Last week U.S. Attorney General Eric Holder and Health and Human Services (HHS) Secretary Kathleen Sebelius announced that a Medicare Fraud Strike Force operation has led to charges against 91 people in seven cities across the U.S. According to the HHS, those charged include doctors, nurses, and “other licensed medical professionals.
“Today’s enforcement actions reveal an alarming and unacceptable trend of individuals attempting to exploit federal health care programs to steal billions in taxpayer dollars for personal gain,” said Holder. “Such activities not only siphon precious taxpayer resources, drive up health care costs, and jeopardize the strength of the Medicare program – they also disproportionately victimize the most vulnerable members of society, including elderly, disabled and impoverished Americans.”
As indictments were unsealed, “dozens” of those charged were arrested or surrendered. They are accused of participating in Medicare fraud that totals $429.2 million in false billing.

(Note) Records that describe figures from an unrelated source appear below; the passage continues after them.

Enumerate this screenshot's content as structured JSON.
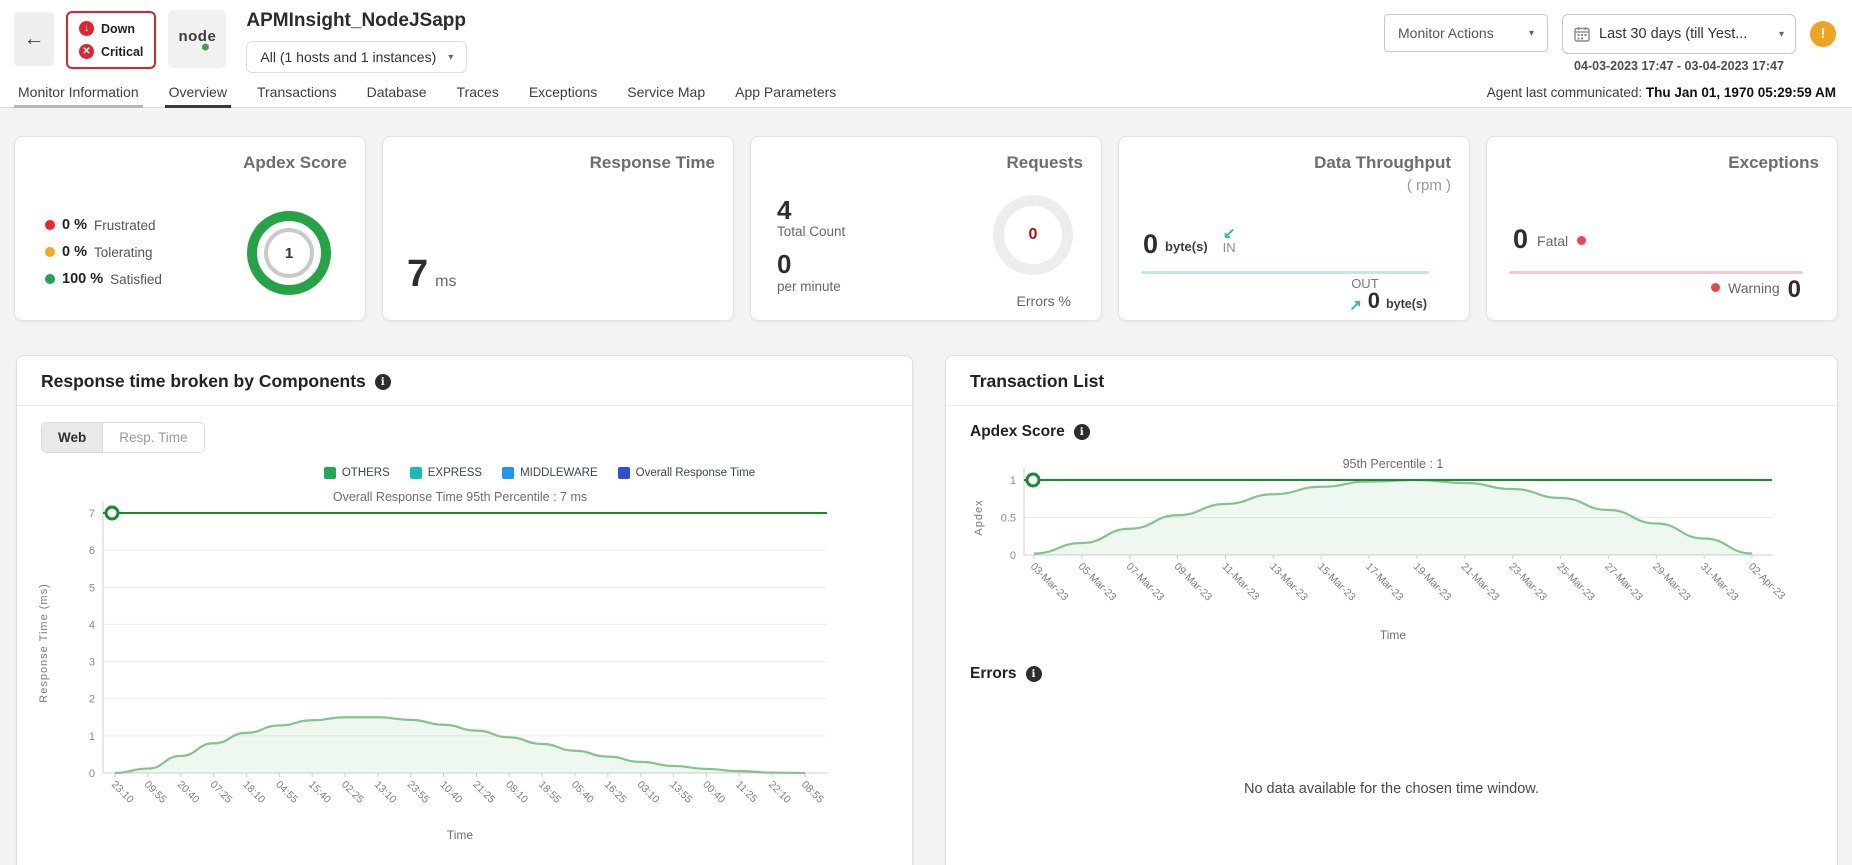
{
  "header": {
    "back": "←",
    "status_badges": [
      {
        "label": "Down",
        "icon": "arrow-down-circle",
        "color": "#e02430"
      },
      {
        "label": "Critical",
        "icon": "x-circle",
        "color": "#e02430"
      }
    ],
    "app_icon_text": "node",
    "title": "APMInsight_NodeJSapp",
    "scope_selector": "All (1 hosts and 1 instances)",
    "monitor_actions_label": "Monitor Actions",
    "time_range_label": "Last 30 days (till Yest...",
    "time_range_detail": "04-03-2023 17:47 - 03-04-2023 17:47",
    "alert_badge": "!",
    "alert_color": "#f0a321",
    "agent_label": "Agent last communicated:",
    "agent_value": "Thu Jan 01, 1970 05:29:59 AM"
  },
  "icons": {
    "info": "i",
    "caret": "▾",
    "arrow_in": "↙",
    "arrow_out": "↗",
    "down": "↓",
    "critical": "✕",
    "hexagon": "⬢"
  },
  "tabs": [
    {
      "label": "Monitor Information",
      "underline": "gray"
    },
    {
      "label": "Overview",
      "underline": "dark"
    },
    {
      "label": "Transactions"
    },
    {
      "label": "Database"
    },
    {
      "label": "Traces"
    },
    {
      "label": "Exceptions"
    },
    {
      "label": "Service Map"
    },
    {
      "label": "App Parameters"
    }
  ],
  "cards": {
    "apdex": {
      "title": "Apdex Score",
      "metrics": [
        {
          "value": "0 %",
          "label": "Frustrated",
          "color": "#e8272e"
        },
        {
          "value": "0 %",
          "label": "Tolerating",
          "color": "#f5a623"
        },
        {
          "value": "100 %",
          "label": "Satisfied",
          "color": "#27a05a"
        }
      ],
      "gauge_value": "1",
      "gauge_color": "#27a347"
    },
    "response_time": {
      "title": "Response Time",
      "value": "7",
      "unit": "ms"
    },
    "requests": {
      "title": "Requests",
      "total_count": "4",
      "total_label": "Total Count",
      "per_minute": "0",
      "per_minute_label": "per minute",
      "errors_value": "0",
      "errors_label": "Errors %",
      "errors_color": "#ad1217"
    },
    "data_throughput": {
      "title": "Data Throughput",
      "subtitle": "( rpm )",
      "in_value": "0",
      "in_unit": "byte(s)",
      "in_label": "IN",
      "out_label": "OUT",
      "out_value": "0",
      "out_unit": "byte(s)",
      "accent_color": "#2bbcb5"
    },
    "exceptions": {
      "title": "Exceptions",
      "fatal_value": "0",
      "fatal_label": "Fatal",
      "warning_label": "Warning",
      "warning_value": "0",
      "accent_color": "#e8474f"
    }
  },
  "left_panel": {
    "title": "Response time broken by Components",
    "toggle": [
      "Web",
      "Resp. Time"
    ],
    "active_toggle": "Web"
  },
  "right_panel": {
    "title": "Transaction List",
    "sections": {
      "apdex": "Apdex Score",
      "errors": "Errors"
    },
    "no_data_message": "No data available for the chosen time window."
  },
  "chart_data": [
    {
      "id": "components-response-time",
      "type": "area",
      "annotation": "Overall Response Time 95th Percentile : 7 ms",
      "percentile_line": 7,
      "xlabel": "Time",
      "ylabel": "Response Time (ms)",
      "ylim": [
        0,
        7
      ],
      "yticks": [
        0,
        1,
        2,
        3,
        4,
        5,
        6,
        7
      ],
      "grid": true,
      "legend_position": "top",
      "legend": [
        {
          "label": "OTHERS",
          "color": "#26a65b"
        },
        {
          "label": "EXPRESS",
          "color": "#17bcb4"
        },
        {
          "label": "MIDDLEWARE",
          "color": "#1e97f2"
        },
        {
          "label": "Overall Response Time",
          "color": "#2b50d4"
        }
      ],
      "categories": [
        "23:10",
        "09:55",
        "20:40",
        "07:25",
        "18:10",
        "04:55",
        "15:40",
        "02:25",
        "13:10",
        "23:55",
        "10:40",
        "21:25",
        "08:10",
        "18:55",
        "05:40",
        "16:25",
        "03:10",
        "13:55",
        "00:40",
        "11:25",
        "22:10",
        "08:55"
      ],
      "series": [
        {
          "name": "Overall Response Time",
          "values": [
            0,
            0.12,
            0.46,
            0.8,
            1.08,
            1.28,
            1.42,
            1.5,
            1.5,
            1.43,
            1.3,
            1.14,
            0.96,
            0.78,
            0.6,
            0.44,
            0.3,
            0.19,
            0.11,
            0.05,
            0.01,
            0
          ]
        }
      ],
      "line_color": "#82c48c",
      "fill_color": "rgba(70,165,90,0.09)",
      "percentile_color": "#188a2f"
    },
    {
      "id": "transaction-apdex",
      "type": "area",
      "annotation": "95th Percentile : 1",
      "percentile_line": 1,
      "xlabel": "Time",
      "ylabel": "Apdex",
      "ylim": [
        0,
        1
      ],
      "yticks": [
        0,
        0.5,
        1
      ],
      "grid": true,
      "categories": [
        "03-Mar-23",
        "05-Mar-23",
        "07-Mar-23",
        "09-Mar-23",
        "11-Mar-23",
        "13-Mar-23",
        "15-Mar-23",
        "17-Mar-23",
        "19-Mar-23",
        "21-Mar-23",
        "23-Mar-23",
        "25-Mar-23",
        "27-Mar-23",
        "29-Mar-23",
        "31-Mar-23",
        "02-Apr-23"
      ],
      "series": [
        {
          "name": "Apdex",
          "values": [
            0.02,
            0.16,
            0.35,
            0.53,
            0.68,
            0.81,
            0.91,
            0.98,
            1.0,
            0.96,
            0.88,
            0.76,
            0.6,
            0.42,
            0.22,
            0.02
          ]
        }
      ],
      "line_color": "#82c48c",
      "fill_color": "rgba(70,165,90,0.09)",
      "percentile_color": "#188a2f"
    }
  ]
}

The fraud includes $230 million in home health care fraud, over $100 million in mental health care fraud, and over $49 million in ambulance transportation fraud. The charges are for health care fraud and fraud-related crimes such as conspiracy to commit health care fraud, money laundering, and “violations of the anti-kickback statutes.”

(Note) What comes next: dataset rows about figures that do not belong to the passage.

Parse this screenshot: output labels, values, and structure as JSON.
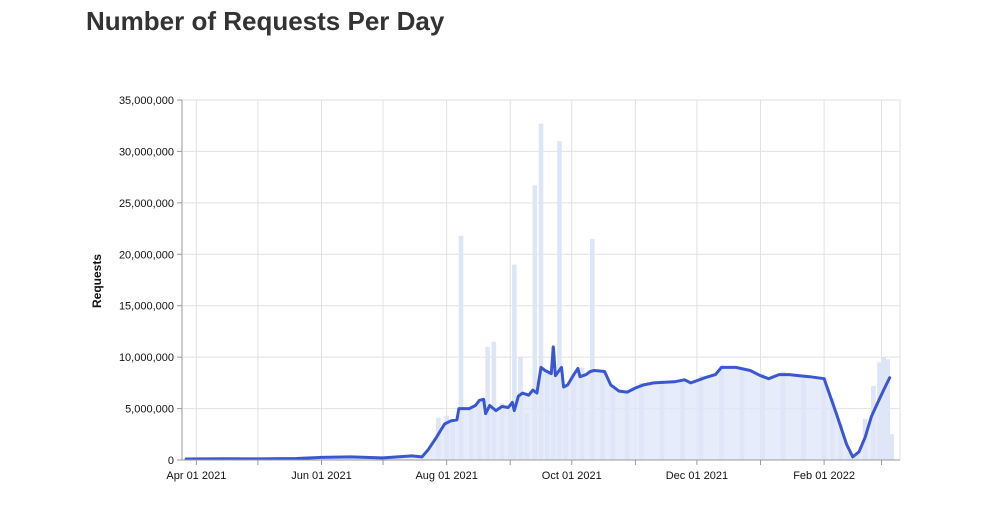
{
  "page": {
    "title": "Number of Requests Per Day"
  },
  "colors": {
    "line": "#3b57d0",
    "bars": "#dde5f7",
    "grid": "#e2e2e2",
    "axis": "#999999"
  },
  "chart_data": {
    "type": "line",
    "title": "Number of Requests Per Day",
    "xlabel": "",
    "ylabel": "Requests",
    "grid": true,
    "xlim": [
      "2021-03-25",
      "2022-03-10"
    ],
    "ylim": [
      0,
      35000000
    ],
    "y_ticks": [
      0,
      5000000,
      10000000,
      15000000,
      20000000,
      25000000,
      30000000,
      35000000
    ],
    "y_tick_labels": [
      "0",
      "5,000,000",
      "10,000,000",
      "15,000,000",
      "20,000,000",
      "25,000,000",
      "30,000,000",
      "35,000,000"
    ],
    "x_ticks": [
      "2021-04-01",
      "2021-06-01",
      "2021-08-01",
      "2021-10-01",
      "2021-12-01",
      "2022-02-01"
    ],
    "x_tick_labels": [
      "Apr 01 2021",
      "Jun 01 2021",
      "Aug 01 2021",
      "Oct 01 2021",
      "Dec 01 2021",
      "Feb 01 2022"
    ],
    "x_minor_ticks": [
      "2021-05-01",
      "2021-07-01",
      "2021-09-01",
      "2021-11-01",
      "2022-01-01",
      "2022-03-01"
    ],
    "series": [
      {
        "kind": "line",
        "points": [
          [
            "2021-03-27",
            100000
          ],
          [
            "2021-04-15",
            120000
          ],
          [
            "2021-05-01",
            110000
          ],
          [
            "2021-05-20",
            150000
          ],
          [
            "2021-06-01",
            250000
          ],
          [
            "2021-06-15",
            300000
          ],
          [
            "2021-07-01",
            200000
          ],
          [
            "2021-07-15",
            400000
          ],
          [
            "2021-07-20",
            300000
          ],
          [
            "2021-07-23",
            1000000
          ],
          [
            "2021-07-27",
            2200000
          ],
          [
            "2021-07-31",
            3500000
          ],
          [
            "2021-08-03",
            3800000
          ],
          [
            "2021-08-06",
            3900000
          ],
          [
            "2021-08-07",
            5000000
          ],
          [
            "2021-08-12",
            5000000
          ],
          [
            "2021-08-15",
            5300000
          ],
          [
            "2021-08-17",
            5800000
          ],
          [
            "2021-08-19",
            5900000
          ],
          [
            "2021-08-20",
            4500000
          ],
          [
            "2021-08-22",
            5300000
          ],
          [
            "2021-08-25",
            4800000
          ],
          [
            "2021-08-28",
            5200000
          ],
          [
            "2021-08-31",
            5100000
          ],
          [
            "2021-09-02",
            5600000
          ],
          [
            "2021-09-03",
            4800000
          ],
          [
            "2021-09-05",
            6200000
          ],
          [
            "2021-09-07",
            6500000
          ],
          [
            "2021-09-10",
            6300000
          ],
          [
            "2021-09-12",
            6800000
          ],
          [
            "2021-09-14",
            6500000
          ],
          [
            "2021-09-16",
            9000000
          ],
          [
            "2021-09-18",
            8700000
          ],
          [
            "2021-09-21",
            8400000
          ],
          [
            "2021-09-22",
            11000000
          ],
          [
            "2021-09-23",
            8200000
          ],
          [
            "2021-09-26",
            9000000
          ],
          [
            "2021-09-27",
            7100000
          ],
          [
            "2021-09-29",
            7300000
          ],
          [
            "2021-10-02",
            8300000
          ],
          [
            "2021-10-04",
            8900000
          ],
          [
            "2021-10-05",
            8100000
          ],
          [
            "2021-10-08",
            8300000
          ],
          [
            "2021-10-10",
            8600000
          ],
          [
            "2021-10-12",
            8700000
          ],
          [
            "2021-10-17",
            8600000
          ],
          [
            "2021-10-20",
            7300000
          ],
          [
            "2021-10-24",
            6700000
          ],
          [
            "2021-10-28",
            6600000
          ],
          [
            "2021-11-01",
            7000000
          ],
          [
            "2021-11-05",
            7300000
          ],
          [
            "2021-11-10",
            7500000
          ],
          [
            "2021-11-20",
            7600000
          ],
          [
            "2021-11-25",
            7800000
          ],
          [
            "2021-11-28",
            7500000
          ],
          [
            "2021-12-05",
            8000000
          ],
          [
            "2021-12-10",
            8300000
          ],
          [
            "2021-12-13",
            9000000
          ],
          [
            "2021-12-20",
            9000000
          ],
          [
            "2021-12-27",
            8700000
          ],
          [
            "2022-01-01",
            8200000
          ],
          [
            "2022-01-05",
            7900000
          ],
          [
            "2022-01-10",
            8300000
          ],
          [
            "2022-01-15",
            8300000
          ],
          [
            "2022-01-20",
            8200000
          ],
          [
            "2022-01-25",
            8100000
          ],
          [
            "2022-02-01",
            7900000
          ],
          [
            "2022-02-07",
            4500000
          ],
          [
            "2022-02-12",
            1500000
          ],
          [
            "2022-02-15",
            300000
          ],
          [
            "2022-02-18",
            800000
          ],
          [
            "2022-02-21",
            2200000
          ],
          [
            "2022-02-24",
            4200000
          ],
          [
            "2022-02-27",
            5500000
          ],
          [
            "2022-03-02",
            6800000
          ],
          [
            "2022-03-05",
            8000000
          ]
        ]
      },
      {
        "kind": "bar",
        "points": [
          [
            "2021-07-28",
            4100000
          ],
          [
            "2021-08-01",
            4300000
          ],
          [
            "2021-08-04",
            3900000
          ],
          [
            "2021-08-08",
            21800000
          ],
          [
            "2021-08-13",
            5100000
          ],
          [
            "2021-08-17",
            5900000
          ],
          [
            "2021-08-21",
            11000000
          ],
          [
            "2021-08-24",
            11500000
          ],
          [
            "2021-08-28",
            5500000
          ],
          [
            "2021-09-01",
            5000000
          ],
          [
            "2021-09-03",
            19000000
          ],
          [
            "2021-09-06",
            10000000
          ],
          [
            "2021-09-09",
            4500000
          ],
          [
            "2021-09-13",
            26700000
          ],
          [
            "2021-09-16",
            32700000
          ],
          [
            "2021-09-19",
            8500000
          ],
          [
            "2021-09-22",
            11000000
          ],
          [
            "2021-09-25",
            31000000
          ],
          [
            "2021-09-28",
            7000000
          ],
          [
            "2021-10-02",
            8300000
          ],
          [
            "2021-10-06",
            9000000
          ],
          [
            "2021-10-11",
            21500000
          ],
          [
            "2021-10-16",
            8600000
          ],
          [
            "2021-10-21",
            7300000
          ],
          [
            "2021-10-28",
            6800000
          ],
          [
            "2021-11-04",
            7500000
          ],
          [
            "2021-11-14",
            7700000
          ],
          [
            "2021-11-24",
            7900000
          ],
          [
            "2021-12-03",
            8200000
          ],
          [
            "2021-12-13",
            9200000
          ],
          [
            "2021-12-23",
            9000000
          ],
          [
            "2022-01-02",
            8400000
          ],
          [
            "2022-01-12",
            8600000
          ],
          [
            "2022-01-22",
            8300000
          ],
          [
            "2022-02-01",
            8100000
          ],
          [
            "2022-02-05",
            6000000
          ],
          [
            "2022-02-09",
            3500000
          ],
          [
            "2022-02-13",
            700000
          ],
          [
            "2022-02-17",
            500000
          ],
          [
            "2022-02-21",
            4000000
          ],
          [
            "2022-02-25",
            7200000
          ],
          [
            "2022-02-28",
            9500000
          ],
          [
            "2022-03-02",
            10000000
          ],
          [
            "2022-03-04",
            9800000
          ],
          [
            "2022-03-06",
            2500000
          ]
        ]
      }
    ]
  }
}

The HHS also suspended payment to or “took other administrative action” against 30 health care providers following what it states are credible allegations of fraud and a data-driven analysis.
“Today’s arrests put criminals on notice that we are cracking down hard on people who want to steal from Medicare,” said Sebelius. “The health care law gives us new tools to better fight fraud and make Medicare stronger. In addition to the arrests made today, HHS used new authority from the health care law to stop future payments to many of the health care providers suspected of fraud, saving Medicare resources and taxpayer dollars from being lost to fraud in the first place.”